The Fellowship faded, and the Fabians drew members such as Sidney and Beatrice Potter Webb, H. G. Wells, and George Bernard Shaw. These were elite reformers who felt that socialism could transform society by slow penetration of its principles into the fabric of capitalist society.

They had no interest—and perhaps no true awareness—of class politics, including labor unions and labor parties. The driving force was the Webbs, who wrote the bulk of the studies of Britain’s industrial system and alternative policies for capital and land.

The Fabian Society was named for Roman general Quintus Fabius Maximus, “Cunctator” or “Delayer,” who fought through harassment and attrition rather than head on confrontations. Fabians were against free trade but supported nationalist foreign policy in South Africa.

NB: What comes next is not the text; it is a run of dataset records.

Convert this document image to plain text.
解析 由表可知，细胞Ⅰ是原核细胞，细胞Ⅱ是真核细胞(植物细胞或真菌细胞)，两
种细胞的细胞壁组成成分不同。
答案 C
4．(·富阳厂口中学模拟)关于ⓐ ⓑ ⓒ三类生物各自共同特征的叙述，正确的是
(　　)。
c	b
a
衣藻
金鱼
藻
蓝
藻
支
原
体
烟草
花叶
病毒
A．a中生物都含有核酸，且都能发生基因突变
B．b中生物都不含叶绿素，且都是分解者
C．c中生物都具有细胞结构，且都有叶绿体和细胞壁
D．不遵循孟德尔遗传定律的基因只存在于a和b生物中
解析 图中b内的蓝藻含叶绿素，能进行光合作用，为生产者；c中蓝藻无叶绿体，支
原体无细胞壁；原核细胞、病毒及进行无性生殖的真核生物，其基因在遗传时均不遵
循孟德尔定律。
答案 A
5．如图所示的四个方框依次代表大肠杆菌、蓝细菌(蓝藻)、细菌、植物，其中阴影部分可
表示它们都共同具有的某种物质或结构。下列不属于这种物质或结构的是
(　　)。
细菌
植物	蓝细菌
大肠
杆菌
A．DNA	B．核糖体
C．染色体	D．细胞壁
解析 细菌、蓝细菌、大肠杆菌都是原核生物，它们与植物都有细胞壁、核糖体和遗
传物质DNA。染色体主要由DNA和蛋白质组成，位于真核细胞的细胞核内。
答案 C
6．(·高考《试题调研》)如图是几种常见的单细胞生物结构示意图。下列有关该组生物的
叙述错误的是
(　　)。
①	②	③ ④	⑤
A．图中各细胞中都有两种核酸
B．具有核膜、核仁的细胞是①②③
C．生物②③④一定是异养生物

They were significant in the establishment of the Labour Party in 1900. They advocated government ownership of utilities and land and other resources, but they insisted that all changes come through law rather than revolution.

Socialism and Nationalism

In the late 19th century the various socialist groups became increasingly nationalistic. Universal male suffrage became common in the western world during the first decades of the 20th century. Socialism became increasingly tied to labor unions and labor parties, which increasingly mobilized the working class vote.

As socialists got access to power, they became more pragmatic, recognizing that they still needed the middle and wealthy classes to achieve their aims. Those classes still owned the bureaucratic apparatus of the state. And the welfare state made the workers’ lives better, delaying the revolution.

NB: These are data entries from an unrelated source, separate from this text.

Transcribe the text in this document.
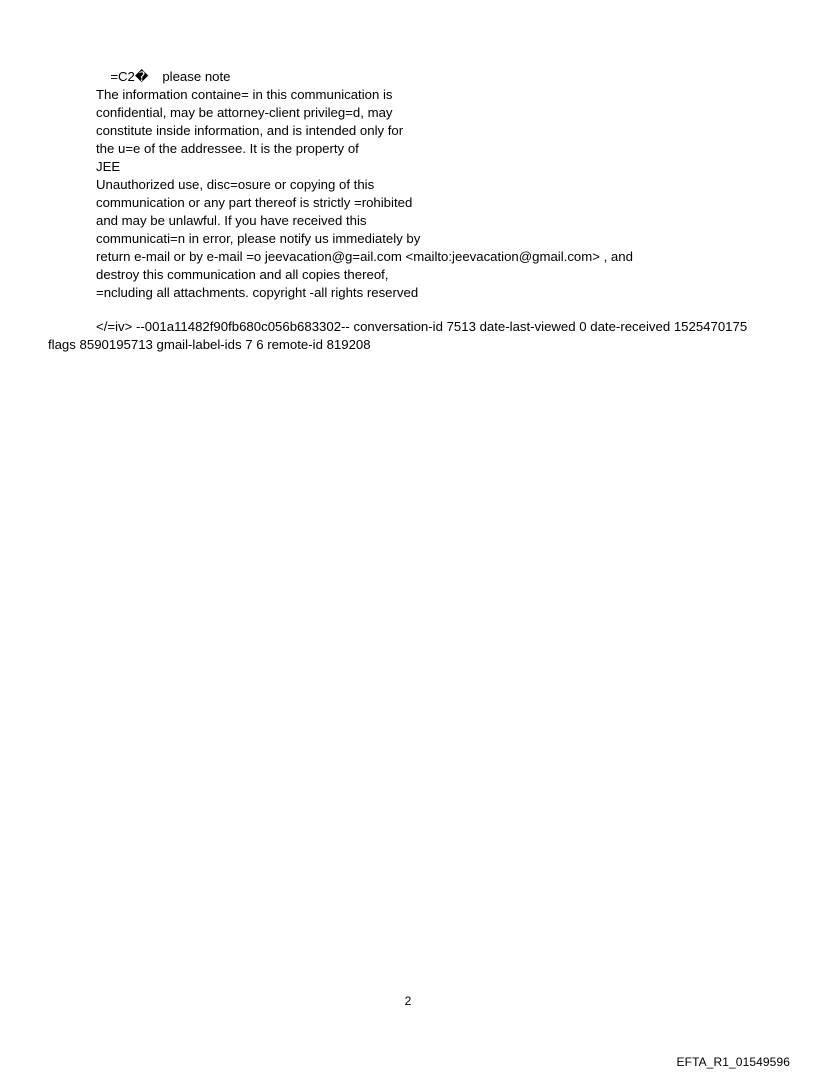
=C2� please note

The information containe= in this communication is
confidential, may be attorney-client privileg=d, may
constitute inside information, and is intended only for
the u=e of the addressee. It is the property of
JEE
Unauthorized use, disc=osure or copying of this
communication or any part thereof is strictly =rohibited
and may be unlawful. If you have received this
communicati=n in error, please notify us immediately by
return e-mail or by e-mail =o jeevacation@g=ail.com <mailto:jeevacation@gmail.com> , and
destroy this communication and all copies thereof,
=ncluding all attachments. copyright -all rights reserved
</=iv> --001a11482f90fb680c056b683302-- conversation-id 7513 date-last-viewed 0 date-received 1525470175
flags 8590195713 gmail-label-ids 7 6 remote-id 819208
2
EFTA_R1_01549596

The involvement of socialists with government split the parties into moderates and radicals in the 20th century. Eduard Bernstein represented the moderates who thought that the reforms could come through the democratic political process.

This was the basic social democracy. Communists in countries without a parliamentary democracy argued for revolution; Vladimir Lenin argued this path. In 1903 the Russian social democrats split into Bolsheviks and Mensheviks.

By the early 20th century, Germany’s Social Democratic Party had abandoned the revolutionary goal completely and backed Kaiser Wilhelm, in the process destroying its credibility with foreign socialist movements.

The other socialist parties backed their governments one by one, destroying the international working-class movement in a wave of nationalism. The American Socialist Party was the exception in refusing to back the war, but it was a weak organization nationally and internationally, never able to win more than 6 percent of the vote.

Marx and other socialists ignored or discounted working-class differences of nationality, religion, ethnicity, and gender. These were factors that the capitalists exploited to divide and weaken the workers. For socialists, the real division was between a unified, homogeneous working class and a unified capitalist class.

As reality intruded during the 19th-century era of socialism, intrusion of nationalism and other differences forced the socialists to adjust their doctrine to keep it relevant to workers who were also male and female members of ethnic, national, and religious communities.

Socialism won out over anarchism and other ideas within the working-class movement because it was better organized and had a more realistic political strategy. It fit nicely with the alienated workers of the large factories and plants of 19th-century capitalism, workers more prone to alienation and more susceptible to pitches about solidarity than were the workers of the small crafts industries of early industrialism.

Socialism also deemphasized millenarianism, stressing instead a better tomorrow in the here and now with tangible bread and butter results. Until the Russian Revolution, no one had any way of measuring the validity or effectiveness of the socialist promises of economic equality and fairness for all.

Social democrats had better success than socialists did. They were more gradualist, advocating high taxes to promote relative equality, government regulation, nationalization as necessary, and social welfare. Scandinavia was most successful with this approach, but other European countries adapted some elements. Late in the 20th century and early in the 21st, governments began dismantling at least parts of these social democracies.